对不起,看来短时间内,我们是没法回去的了。即便回去,也只是为他求医,相信你会对此不快。我没有遵守自己的诺言……他默默地对此刻空气中不存在的人物说。
现在的状况,简直就是一锅用淀粉加墨水熬成的粥。尽管用外出考察的借口搪塞远在国外的父母,但一个多月都未联系到自己的他们焦急地差点动身回国。还好回来以后及时安抚了两位老人家的情绪。否则,倘若他们也回国,无疑是为这混乱的局面再加上一份强力胶而已。
……
许戡越想,心情越发地复杂烦躁,心里毛毛的,延伸出来的枝节乱麻好像要把他整个人都缠绕起来,使他窒息一般。
“烦死了!”
本来作神游物外状的青年一拍桌子,惊起无数用眼波缠绵缱绻的鸳鸯,打散一片与周公相会的学生们。连教授讲台上的茶水都被弄得微微弹跳,溅出水花来。
“喂,你生了一场毛病,落下后遗症啦?”同学奚落道。原本静谧如坟墓的教室里开始响起悉悉索索的小声音。
“这位同学,”貌似猪头三的教授抖动着他脸上的肥肉,“请不要影响课堂纪律!你不要听课,还要影响别人……出去出去……”教授大概以为他的课堂那么安静,是同学们认真听讲的缘故。

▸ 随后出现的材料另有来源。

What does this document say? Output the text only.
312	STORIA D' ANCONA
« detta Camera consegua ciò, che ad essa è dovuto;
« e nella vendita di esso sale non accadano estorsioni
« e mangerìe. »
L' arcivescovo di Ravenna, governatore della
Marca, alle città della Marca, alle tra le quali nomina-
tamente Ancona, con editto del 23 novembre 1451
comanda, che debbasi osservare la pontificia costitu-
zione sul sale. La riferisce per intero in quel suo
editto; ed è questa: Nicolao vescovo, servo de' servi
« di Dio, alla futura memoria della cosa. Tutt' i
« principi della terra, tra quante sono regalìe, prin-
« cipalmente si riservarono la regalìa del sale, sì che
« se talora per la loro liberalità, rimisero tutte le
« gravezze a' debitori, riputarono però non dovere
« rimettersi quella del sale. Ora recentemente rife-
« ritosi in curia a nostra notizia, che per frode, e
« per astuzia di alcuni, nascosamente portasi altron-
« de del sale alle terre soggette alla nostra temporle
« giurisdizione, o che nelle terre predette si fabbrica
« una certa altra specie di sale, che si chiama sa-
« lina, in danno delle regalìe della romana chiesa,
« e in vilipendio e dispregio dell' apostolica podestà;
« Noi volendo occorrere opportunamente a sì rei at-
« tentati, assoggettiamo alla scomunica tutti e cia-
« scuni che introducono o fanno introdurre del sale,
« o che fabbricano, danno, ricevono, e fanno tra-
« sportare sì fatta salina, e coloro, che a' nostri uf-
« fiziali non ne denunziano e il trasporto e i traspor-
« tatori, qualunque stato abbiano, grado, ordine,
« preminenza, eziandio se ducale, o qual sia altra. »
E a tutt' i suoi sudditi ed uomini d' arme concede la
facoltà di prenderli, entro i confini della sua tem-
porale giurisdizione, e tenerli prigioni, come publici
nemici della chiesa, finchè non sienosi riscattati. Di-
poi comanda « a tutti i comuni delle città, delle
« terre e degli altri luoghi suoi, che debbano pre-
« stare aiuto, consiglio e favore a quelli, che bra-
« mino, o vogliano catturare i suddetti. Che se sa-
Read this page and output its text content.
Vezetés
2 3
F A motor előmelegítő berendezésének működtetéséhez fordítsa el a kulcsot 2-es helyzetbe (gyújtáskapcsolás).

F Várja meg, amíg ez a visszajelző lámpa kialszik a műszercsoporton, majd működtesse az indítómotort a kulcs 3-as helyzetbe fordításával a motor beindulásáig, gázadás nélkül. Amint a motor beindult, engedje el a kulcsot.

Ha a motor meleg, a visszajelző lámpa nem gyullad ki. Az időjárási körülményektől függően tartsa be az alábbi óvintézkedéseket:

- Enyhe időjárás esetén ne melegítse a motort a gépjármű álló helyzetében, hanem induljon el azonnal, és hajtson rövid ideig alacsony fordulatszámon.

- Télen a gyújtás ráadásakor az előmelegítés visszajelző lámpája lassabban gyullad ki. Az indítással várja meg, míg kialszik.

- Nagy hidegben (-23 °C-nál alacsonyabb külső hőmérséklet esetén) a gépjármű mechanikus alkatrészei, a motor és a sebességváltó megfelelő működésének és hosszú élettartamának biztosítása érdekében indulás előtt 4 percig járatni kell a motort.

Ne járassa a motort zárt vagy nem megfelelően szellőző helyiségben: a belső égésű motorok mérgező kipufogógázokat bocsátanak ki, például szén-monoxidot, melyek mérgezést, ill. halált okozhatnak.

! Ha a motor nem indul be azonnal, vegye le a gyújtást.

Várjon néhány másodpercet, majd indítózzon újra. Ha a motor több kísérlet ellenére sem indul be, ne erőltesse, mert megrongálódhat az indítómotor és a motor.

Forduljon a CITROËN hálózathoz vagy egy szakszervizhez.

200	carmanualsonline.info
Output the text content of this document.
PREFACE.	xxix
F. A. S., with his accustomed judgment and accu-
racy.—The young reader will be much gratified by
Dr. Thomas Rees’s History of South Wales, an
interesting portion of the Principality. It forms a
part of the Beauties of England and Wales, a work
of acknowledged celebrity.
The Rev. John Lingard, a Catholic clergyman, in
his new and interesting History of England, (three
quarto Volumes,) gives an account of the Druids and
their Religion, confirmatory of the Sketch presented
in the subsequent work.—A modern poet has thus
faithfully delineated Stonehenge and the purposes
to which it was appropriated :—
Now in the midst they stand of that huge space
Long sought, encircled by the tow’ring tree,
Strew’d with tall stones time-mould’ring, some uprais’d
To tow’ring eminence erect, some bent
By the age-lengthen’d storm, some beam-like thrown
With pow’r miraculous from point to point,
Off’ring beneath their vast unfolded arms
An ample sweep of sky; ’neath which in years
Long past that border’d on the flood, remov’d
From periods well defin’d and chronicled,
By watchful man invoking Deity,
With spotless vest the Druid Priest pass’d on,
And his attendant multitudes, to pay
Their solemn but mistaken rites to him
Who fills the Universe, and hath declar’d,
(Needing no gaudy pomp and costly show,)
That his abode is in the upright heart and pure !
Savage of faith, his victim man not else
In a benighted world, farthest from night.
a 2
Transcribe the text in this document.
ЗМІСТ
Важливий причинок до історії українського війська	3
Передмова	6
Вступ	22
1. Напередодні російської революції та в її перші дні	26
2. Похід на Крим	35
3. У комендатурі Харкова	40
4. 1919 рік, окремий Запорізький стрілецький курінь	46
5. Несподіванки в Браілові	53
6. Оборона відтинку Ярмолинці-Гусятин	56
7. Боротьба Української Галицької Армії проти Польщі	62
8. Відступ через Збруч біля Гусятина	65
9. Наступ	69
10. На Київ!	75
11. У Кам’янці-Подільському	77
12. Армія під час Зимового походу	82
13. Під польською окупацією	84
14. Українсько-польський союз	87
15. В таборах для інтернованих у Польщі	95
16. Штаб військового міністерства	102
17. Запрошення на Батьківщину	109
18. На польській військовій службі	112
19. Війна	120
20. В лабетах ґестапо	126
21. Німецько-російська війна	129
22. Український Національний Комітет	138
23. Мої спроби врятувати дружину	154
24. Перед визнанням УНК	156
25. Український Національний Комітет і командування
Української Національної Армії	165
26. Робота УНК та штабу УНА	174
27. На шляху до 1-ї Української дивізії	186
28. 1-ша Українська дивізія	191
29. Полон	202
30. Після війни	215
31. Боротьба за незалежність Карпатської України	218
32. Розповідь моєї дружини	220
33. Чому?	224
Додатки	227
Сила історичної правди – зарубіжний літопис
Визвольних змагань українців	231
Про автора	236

许戡乐得连笔记都没拿走,立马溜回家去。他还要给那对母子免费烧菜做饭,整理房间,顺带开导有自闭嫌疑的青年……
没法子,谁叫自己一时被灌了迷魂汤,晕忽忽的不知方向,自觉担当起保姆兼门神的职责呢……
“我回来了!”充满元气的声音,属于同样朝气蓬勃的俊朗青年。
他见没什么动静,便朝那间小卧室里望去——果然,舒流萤坐在椅子上,紧靠着那架许戡比较熟悉的竖琴。
一下午,想必他都在抚琴以慰藉自己的心灵吧……感觉似曾相识……
“其实看不见,并不影响弹琴。”舒流萤突然开口说。
“那你可以弹一支曲子给我听吗?”许戡已迫不及待地坐下欣赏。
舒流萤似乎受到他眼神的鼓舞,把琴倾斜到自己的膝上,秀颀的双手霍然置于琴弦。“很简单的曲子。Abide with me ,是初学者弹的。”
“你也想教我弹?”许戡疑惑。“坚持我?好怪的名字。”
“现在就把后面好听的曲子弹完了,就没趣了。毕竟我所记得的,并非练习曲的,也只有那么一点而已。”舒流萤挺直了背,整个人仿佛罩上了神秘朦胧的光圈。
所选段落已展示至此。